L'UE est engagée depuis des années dans l'ouverture de ses marchés de l'électricité, qui devrait être totale l'an prochain. Mais les systèmes de régulation des 25 sont encore cloisonnés.

"C'est absolument contradictoire d'avoir plusieurs connexions européennes et de ne pas avoir une autorité unique européenne" en matière d'énergie, a dénoncé dimanche le chef du gouvernement italien et ancien président de la Commission européenne Romano Prodi.

Bruxelles milite depuis longtemps pour une meilleure harmonisation du pouvoir des régulateurs nationaux, comme la Commission de régulation de l'énergie en France (CRE), afin de fixer des règles communes sur le fonctionnement des marchés (prix, règles d'utilisation des interconnexions...).

Pour gérer les "questions de transmission d'énergie à travers les frontières, nous avons besoin d'un régulateur européen", a une nouvelle fois plaidé lundi le porte-parole de M. Piebalgs, Ferran Tarradellas.

"Il ne s'agit pas d'avoir un régulateur unique", a-t-il toutefois immédiatement ajouté, conscient des réactions que l'idée provoque chez certains Etats membres jaloux de leurs prérogatives. "Les régulateurs nationaux doivent rester là où ils sont", a-t-il ajouté.

Pour l'eurodéputé luxembourgeois Claude Turmes (Verts), il faut surtout améliorer le travail entre les gestionnaires de réseaux de transport électriques, comme le français RTE, les régulateurs et les producteurs, pour que des "productions (d'électricité) puissent démarrer rapidement pour rééquilibrer" la situation en cas de problème.

La panne de samedi a provoqué un déséquilibre brutal de la production en Europe, avec un déficit de 10.000 mégawatts à l'Ouest.

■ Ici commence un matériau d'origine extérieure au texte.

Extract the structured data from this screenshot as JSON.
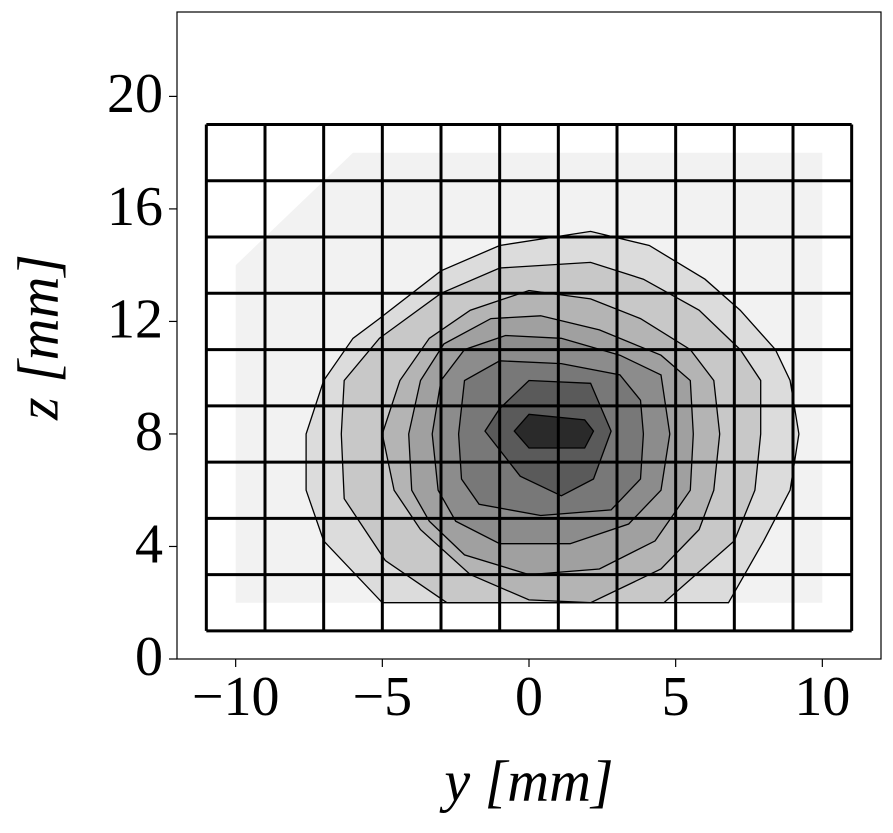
{
  "chart_data": {
    "type": "contour",
    "xlabel": "y [mm]",
    "ylabel": "z [mm]",
    "xlim": [
      -12,
      12
    ],
    "ylim": [
      0,
      23
    ],
    "xticks": [
      {
        "value": -10,
        "label": "−10"
      },
      {
        "value": -5,
        "label": "−5"
      },
      0,
      5,
      10
    ],
    "yticks": [
      0,
      4,
      8,
      12,
      16,
      20
    ],
    "line_color": "#000000",
    "contours": [
      {
        "color": "#f2f2f2",
        "x": [
          -10,
          10,
          10,
          -6,
          -10
        ],
        "y": [
          2,
          2,
          18,
          18,
          14
        ]
      },
      {
        "color": "#dcdcdc",
        "x": [
          -5.0,
          -7.0,
          -7.6,
          -7.6,
          -7.0,
          -6.0,
          -5.1,
          -3.0,
          -1.0,
          2.1,
          4.1,
          6.0,
          7.2,
          8.4,
          8.9,
          9.2,
          8.9,
          8.0,
          6.8
        ],
        "y": [
          2.0,
          4.2,
          6.0,
          8.0,
          9.9,
          11.4,
          12.1,
          13.8,
          14.7,
          15.2,
          14.7,
          13.5,
          12.4,
          11.0,
          9.9,
          8.0,
          6.0,
          4.2,
          2.0
        ]
      },
      {
        "color": "#c8c8c8",
        "x": [
          -2.8,
          -4.9,
          -6.3,
          -6.4,
          -6.3,
          -5.1,
          -3.0,
          -1.0,
          2.1,
          3.9,
          5.8,
          7.2,
          7.9,
          7.9,
          7.7,
          7.0,
          4.6
        ],
        "y": [
          2.0,
          3.5,
          5.7,
          8.0,
          9.9,
          11.4,
          13.0,
          13.9,
          14.1,
          13.5,
          12.4,
          11.0,
          9.9,
          8.0,
          6.0,
          4.2,
          2.0
        ]
      },
      {
        "color": "#b4b4b4",
        "x": [
          -5.0,
          -4.4,
          -3.4,
          -2.0,
          0.0,
          2.1,
          3.8,
          5.5,
          6.3,
          6.5,
          6.3,
          5.8,
          4.5,
          2.1,
          0.0,
          -2.0,
          -3.7,
          -4.6
        ],
        "y": [
          8.0,
          9.9,
          11.4,
          12.4,
          13.1,
          12.8,
          12.1,
          11.0,
          9.9,
          8.0,
          6.0,
          4.6,
          3.2,
          2.0,
          2.1,
          3.0,
          4.6,
          6.0
        ]
      },
      {
        "color": "#a0a0a0",
        "x": [
          -4.1,
          -3.7,
          -2.9,
          -1.3,
          0.4,
          2.4,
          4.5,
          5.5,
          5.6,
          5.5,
          4.3,
          2.4,
          0.0,
          -2.2,
          -3.4,
          -4.0
        ],
        "y": [
          8.0,
          9.9,
          11.2,
          12.1,
          12.2,
          11.7,
          10.8,
          9.9,
          8.0,
          6.0,
          4.2,
          3.2,
          3.0,
          3.7,
          4.9,
          6.0
        ]
      },
      {
        "color": "#8c8c8c",
        "x": [
          -3.3,
          -3.0,
          -2.2,
          -0.8,
          1.1,
          3.1,
          4.5,
          4.8,
          4.5,
          3.4,
          1.4,
          -1.0,
          -2.5,
          -3.1
        ],
        "y": [
          8.0,
          9.9,
          11.0,
          11.5,
          11.4,
          10.8,
          10.1,
          8.0,
          6.0,
          4.8,
          4.1,
          4.1,
          4.9,
          6.0
        ]
      },
      {
        "color": "#787878",
        "x": [
          -2.4,
          -2.2,
          -1.0,
          1.1,
          3.1,
          3.8,
          3.9,
          3.8,
          2.8,
          0.4,
          -1.7,
          -2.3
        ],
        "y": [
          8.0,
          9.9,
          10.6,
          10.5,
          10.1,
          9.2,
          8.0,
          6.4,
          5.3,
          5.1,
          5.5,
          6.4
        ]
      },
      {
        "color": "#5a5a5a",
        "x": [
          -1.5,
          -1.0,
          0.0,
          2.1,
          2.8,
          2.2,
          1.1,
          -0.3
        ],
        "y": [
          8.1,
          8.9,
          9.9,
          9.8,
          8.1,
          6.4,
          5.8,
          6.5
        ]
      },
      {
        "color": "#2a2a2a",
        "x": [
          -0.5,
          0.0,
          1.9,
          2.2,
          1.9,
          0.0
        ],
        "y": [
          8.1,
          8.7,
          8.5,
          8.1,
          7.5,
          7.5
        ]
      }
    ],
    "mesh": {
      "x": [
        -11,
        -9,
        -7,
        -5,
        -3,
        -1,
        1,
        3,
        5,
        7,
        9,
        11
      ],
      "y": [
        1,
        3,
        5,
        7,
        9,
        11,
        13,
        15,
        17,
        19
      ],
      "color": "#000000"
    }
  }
}
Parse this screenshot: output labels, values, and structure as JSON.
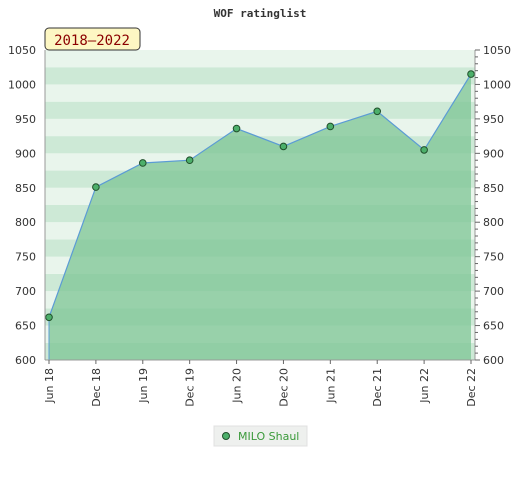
{
  "chart_data": {
    "type": "area",
    "title": "WOF ratinglist",
    "period_badge": "2018–2022",
    "categories": [
      "Jun 18",
      "Dec 18",
      "Jun 19",
      "Dec 19",
      "Jun 20",
      "Dec 20",
      "Jun 21",
      "Dec 21",
      "Jun 22",
      "Dec 22"
    ],
    "series": [
      {
        "name": "MILO Shaul",
        "values": [
          662,
          851,
          886,
          890,
          936,
          910,
          939,
          961,
          905,
          1015
        ]
      }
    ],
    "ylim": [
      600,
      1050
    ],
    "yticks": [
      600,
      650,
      700,
      750,
      800,
      850,
      900,
      950,
      1000,
      1050
    ],
    "grid": true,
    "legend_position": "bottom-center",
    "colors": {
      "line": "#5b9bd5",
      "area": "#7cc494",
      "marker": "#4caf6a",
      "band_light": "#e9f5ec",
      "band_mid": "#cde9d6",
      "badge_bg": "#fdf7c3",
      "badge_text": "#8b0000",
      "legend_text": "#3a9a3a"
    }
  }
}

Le courant, coupé peu après 22H00, a finalement pu être rétabli partout entre 22H30 et 23H00 après le démarrage de nouvelles capacités de production, hydraulique puis à gaz en ce qui concerne la France.

L'incident de samedi montre aussi qu'il faut chercher une réelle "séparation des activités de réseau de transport et de production/vente d'électricité", estime l'élu luxembourgeois, spécialiste des questions énergétiques.

Les opérateurs allemands n'ont pas assez investi dans les réseaux de transports d'électricité, préférant concentrer leurs efforts sur leurs activités de productions, qui, contrairement aux premières, sont ouvertes à la concurrence, dénonce-t-il.

Lundi, le porte-parole de M. Piebalgs a balayé d'un revers de la main les critiques selon lesquelles l'ouverture à la concurrence des marchés européens avait aussi sa part de responsabilité dans la panne de samedi.

"Le client doit avoir le choix de son fournisseur d'énergie. Cela ne signifie pas que le marché n'est pas régulé", a-t-il dit.